# Va Beach Pier



## NTKG (Aug 16, 2003)

Hey guys, just thought i'd let you know. Gail and I have always talked about how VABEACH Pier needs a king end, or a diamond, or some damn place for us to throw gotchas and maybe a kinger if we feel so motivated. I joked a hurricane should come knock down the pier so they could rebuild with a T. Well I've spoken with gail, and here's the news boys. VA beach pier is open, scattered roundheads/croakers. HOWEVER!!!!!! VA beach is waiting on pilings to rebuild the 30ft lost in the hurricane, AS WELL as 40 extra feet AND a diamond on the end so we can actually throw gotchas without bottom anglers everywhere on the end. EXCELLENT NEWS. THey were supposed to begin rebuild after easter, but the contractor/s have been backed up and are expecting things to be rollin soon. this is great news to me since i fish there often. Im the korean guy out on the end all the time, but just thought i'd share that with you guys.


----------



## cocoflea (Aug 1, 2002)

Great News I know you said the contractors are backed up but did the give you a guestament time frame?


----------



## Tinybaum (Mar 8, 2004)

Thats good news, but since when could you throw a king rig out there, last I remember you werent allowed cause they didnt want fishermen drawing species like that close to the beach......cause you know throwing a few peices of bait is the real reason those fish are there not cause its their habitat or anything.....lol

Long time ago i believe there was a T on the end but storms took it down and they never rebuilt it.

Tiny


----------



## NTKG (Aug 16, 2003)

gail was telling me a "few weeks" but within a month .5.... so she said.... but its all up to the contractors!


----------



## BULLDAWG (Aug 28, 2003)

*Hello Hang !!!*

That's great!!! Enjoyed fishing that pier last year looking forward to hitting it again, thinking maybe thursday night .Been tied up prepping my house to go on the market with some last minute details but now its done and there's time for fishing again at least until we start packing up to head to moyock.Let me know when your heading out this way and maybe I'll see you out at Va Pier.


----------



## cuzdave (Jan 8, 2004)

How late is the pier open? Thanks. ( I found out. I forgot there's this thing called a phone. I used it and got an answer: the pier is open 8-8 everyday for now. )


----------



## cobiadude (Apr 23, 2004)

*nothin*

thats awesome considering all thee hampton piers minus like 2 have been demolished due to that dumb storm.anyway i was wonderin if youll catch cobia out there cuz i love to catchem and have nowhere to go thats close and if you do ill be out there tis summer and whut style rigs do you use to catch them bottom fishin or pin riggin


----------



## Fishendude15 (Jan 20, 2004)

I dont know if va beach catches them but i have seen them caught at sandbridge. That is where i am going for them this year.


----------



## Stingsilver (Apr 5, 2002)

The problem with kingfishing from va beach pier is that the boats and skidoos (and even the police boats) come right by the end. I've never seen an anchor line last more than an hour or 2 off the end. I always hang a bait off the side close to the end, but on the bottom, buckroe style, and sometimes put out a float rig with a live spot or threadfin or menhaden, but i keep it no more than 20-30 yards or so off the pier. And although i've heard that the occasional cobia has been caught there, i have never seen it and i haven't had the luck to get one. I really hope they do add a Tee or diamond, but they need to post signs about boats keeping 300 feet off (which the boaters are supposed to do anyway, i believe?) and they need to talk to the shore patrol about some enforcement.

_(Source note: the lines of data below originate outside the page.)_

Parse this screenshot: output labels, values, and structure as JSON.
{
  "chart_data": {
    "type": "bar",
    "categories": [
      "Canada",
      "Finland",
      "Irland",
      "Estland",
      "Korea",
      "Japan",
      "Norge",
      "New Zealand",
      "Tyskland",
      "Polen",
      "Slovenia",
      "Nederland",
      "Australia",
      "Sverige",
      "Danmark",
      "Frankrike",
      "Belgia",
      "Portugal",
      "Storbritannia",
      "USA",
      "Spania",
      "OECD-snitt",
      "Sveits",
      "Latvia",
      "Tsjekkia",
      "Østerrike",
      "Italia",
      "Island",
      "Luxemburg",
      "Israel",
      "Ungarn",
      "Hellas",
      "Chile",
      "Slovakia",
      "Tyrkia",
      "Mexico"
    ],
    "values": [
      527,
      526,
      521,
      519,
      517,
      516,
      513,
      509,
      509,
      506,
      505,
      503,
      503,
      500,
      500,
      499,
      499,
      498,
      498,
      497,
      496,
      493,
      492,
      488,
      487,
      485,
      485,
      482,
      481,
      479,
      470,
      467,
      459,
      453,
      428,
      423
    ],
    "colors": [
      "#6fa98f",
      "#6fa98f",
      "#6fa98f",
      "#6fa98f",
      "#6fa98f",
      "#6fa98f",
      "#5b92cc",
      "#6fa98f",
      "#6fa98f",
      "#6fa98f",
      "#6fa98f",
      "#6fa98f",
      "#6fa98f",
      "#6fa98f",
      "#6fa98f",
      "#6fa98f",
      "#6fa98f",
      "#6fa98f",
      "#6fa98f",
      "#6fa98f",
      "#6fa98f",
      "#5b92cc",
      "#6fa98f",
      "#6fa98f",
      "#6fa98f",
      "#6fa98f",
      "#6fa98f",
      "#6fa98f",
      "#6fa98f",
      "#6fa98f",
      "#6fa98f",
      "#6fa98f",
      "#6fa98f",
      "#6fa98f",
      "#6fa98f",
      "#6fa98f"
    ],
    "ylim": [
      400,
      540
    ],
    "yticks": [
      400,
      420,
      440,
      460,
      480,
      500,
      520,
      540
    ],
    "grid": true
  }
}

Virginia beach used to be a great pier and i'd love to see it come back, cuz i fish there many weekends in the summer with my kid.


----------



## cobiadude (Apr 23, 2004)

*thats good*

how many of youll fish for them buckroe style and how often are they caught on sandbridge


----------



## Fishendude15 (Jan 20, 2004)

what is buckroe style?


----------



## cobiadude (Apr 23, 2004)

*nothin*

when you use 2 swivels one for sinker to slide freely and the other tied on the end for you hook and bait and fish on the bottom


----------



## cobiadude (Apr 23, 2004)

*question*

bobby my names andrew let me know when you make your first trip out there maybe hook up and fish together some time this year


----------



## wild sidearm (Aug 16, 2003)

isn't that like a drum rig


----------



## Fishendude15 (Jan 20, 2004)

Cobiadude that sounds good.


----------



## cobiadude (Apr 23, 2004)

*yep*

its your handy dandy drum set up thats how ive fished for them for the last 6 years


----------



## Fishendude15 (Jan 20, 2004)

cool i am going to try the rig that uses two rod.(ancor rod and fighting rod)


----------



## cobiadude (Apr 23, 2004)

*no*

thats the onbe rod system im not sure how to use the 2 rod system man


----------



## Bonito6t9 (Dec 2, 2003)

buckroe style is nothin but the cheap mans fish finder rig...tightlines



Fred


----------



## Fishendude15 (Jan 20, 2004)

When lynnhaven opens at 8 am on the 15th i'll be there.


----------